Frankly, it’d be a good area for conservatives and libertarians to once again collaborate, because neither side has enough media assets to mount a serious challenge. The only thing is to avoid being overtly political. Even conservatives watch the Daily Show, but liberals do not watch anything on Fox News. Many liberals love South Park, even though the creators f-ing hate liberals.
conchis
Jun 11 2007 at 4:45pm
Bryan, what did you think of Dani Rodrik’s response to your book?
TGGP
Jun 11 2007 at 7:00pm
I’ve heard that a lot of lefty hippies loved “The Fountainhead” without realizing it was advocating capitalism. I’m not sure it would be better if they actually understood it since Randroids are notoriously messed up, but on the other hand I’ve made it a point never to read any Rand and it could be she’s absolutely right about everything and truly the greatest person who ever lived. I say boo to Richman’s approach. If you can’t get people to think instead of following their emotions, there’s little point. It would be like trying to get the “right” person in charge of a communist dictatorship.
Sheldon Richman
Jun 12 2007 at 6:09am
Well, I don’t have a good response to “boo.” I presented the general idea in the spirit of “let a thousand flowers bloom.” I am not in the arts. I work for an economic-education foundation. So I have not given up on rational persuasion. But I appreciate the cold water Bryan has splashed in all our faces. Before his book came out, I had remarked that after 60 years explicit of free-market education for the public in America (FEE and other groups), the minimum wage is still popular. I think that confirms Bryan’s thesis.
Richard O. Hammer
Jun 12 2007 at 9:32am
It sounds to me like you, Bryan, may have bought the idea that the way to get political liberty is to convince 51% of your neighbors to join you in voting for it. But I believe that political liberty, such as it has existed on Earth, has never yet been created in that way, not on any significant scale. As I sketch in my paper, The History of Free Nations, all the free nations which have existed to date on Earth grew spontaneously, without human design for the most part.
Floccina
Jun 12 2007 at 9:39am
The solution IMO is personified by Bill Clinton. He always gave me the impression that he knew economics and science but also knew what people wanted to hear. He would say exactly what people wanted to hear for example on trade he ran against NAFTA on education he about talked more money for education and training and that education was the solution to all problems, he talked up global warming too, but as a governor he avoided anything that would cause any major economic harm before he was out of office. He did not sign the Kyoto protocol he did sign NAFTA and did not do too much stupid stuff on education (less than Bush IMO). He did not push too hard for socialized medicine.
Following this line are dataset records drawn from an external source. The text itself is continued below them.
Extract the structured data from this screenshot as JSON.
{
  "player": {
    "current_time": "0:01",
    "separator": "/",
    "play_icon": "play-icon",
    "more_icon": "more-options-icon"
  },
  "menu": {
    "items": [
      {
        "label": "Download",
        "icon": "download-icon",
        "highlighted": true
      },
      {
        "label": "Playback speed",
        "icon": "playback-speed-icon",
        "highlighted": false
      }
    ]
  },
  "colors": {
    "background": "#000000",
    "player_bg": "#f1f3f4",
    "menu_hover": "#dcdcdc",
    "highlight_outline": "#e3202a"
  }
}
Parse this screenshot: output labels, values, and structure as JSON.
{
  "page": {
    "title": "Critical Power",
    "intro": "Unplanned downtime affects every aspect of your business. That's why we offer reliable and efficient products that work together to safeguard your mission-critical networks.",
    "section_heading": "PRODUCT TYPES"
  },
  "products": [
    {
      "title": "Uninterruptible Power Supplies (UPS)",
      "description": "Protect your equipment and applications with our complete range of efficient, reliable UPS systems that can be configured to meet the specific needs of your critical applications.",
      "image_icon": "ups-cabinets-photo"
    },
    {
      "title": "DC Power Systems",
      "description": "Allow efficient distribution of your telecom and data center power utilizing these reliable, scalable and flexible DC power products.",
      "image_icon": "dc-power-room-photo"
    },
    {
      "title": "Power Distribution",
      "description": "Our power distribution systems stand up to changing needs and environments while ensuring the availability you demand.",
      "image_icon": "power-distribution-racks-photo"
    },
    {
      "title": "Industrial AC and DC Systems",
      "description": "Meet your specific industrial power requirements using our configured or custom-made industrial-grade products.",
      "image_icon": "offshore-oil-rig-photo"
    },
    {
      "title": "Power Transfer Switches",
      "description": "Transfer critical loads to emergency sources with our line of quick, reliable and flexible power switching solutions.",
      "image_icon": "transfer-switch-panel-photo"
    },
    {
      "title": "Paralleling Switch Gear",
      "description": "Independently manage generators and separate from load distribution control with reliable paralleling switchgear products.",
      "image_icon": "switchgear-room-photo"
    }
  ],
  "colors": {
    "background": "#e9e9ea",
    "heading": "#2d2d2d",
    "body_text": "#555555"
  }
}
Maybe con men are what we need in government.
An interesting idea that is related to this:
Medical spending is up to 17 percent of GDP and rising, at what point do the number of voters working in medicine make it very difficult to socialize medicine, just like the number of voters on Social Security make it very difficult to reform Social Security.
TGGP
Jun 12 2007 at 3:38pm
I guess I was a bit too flippant in my response, Sheldon. Education doesn’t seem to have done much, although on the other hand I don’t know how many people have actually read the F.E.E’s materials. I can’t really think of any feasible way to change public opinion that doesn’t want to be changed. Most people seem to have a rather unreflective status-quo bias, so if you can figure out a way to achieve desired policies without requiring their consent and maintain that for a while, they may not immediately overturn them given the chance. Of course, what I have described is basically the what happened to the United States. It didn’t last perpetually, but I’d say freedom had a relatively good run and that’s got to count for something.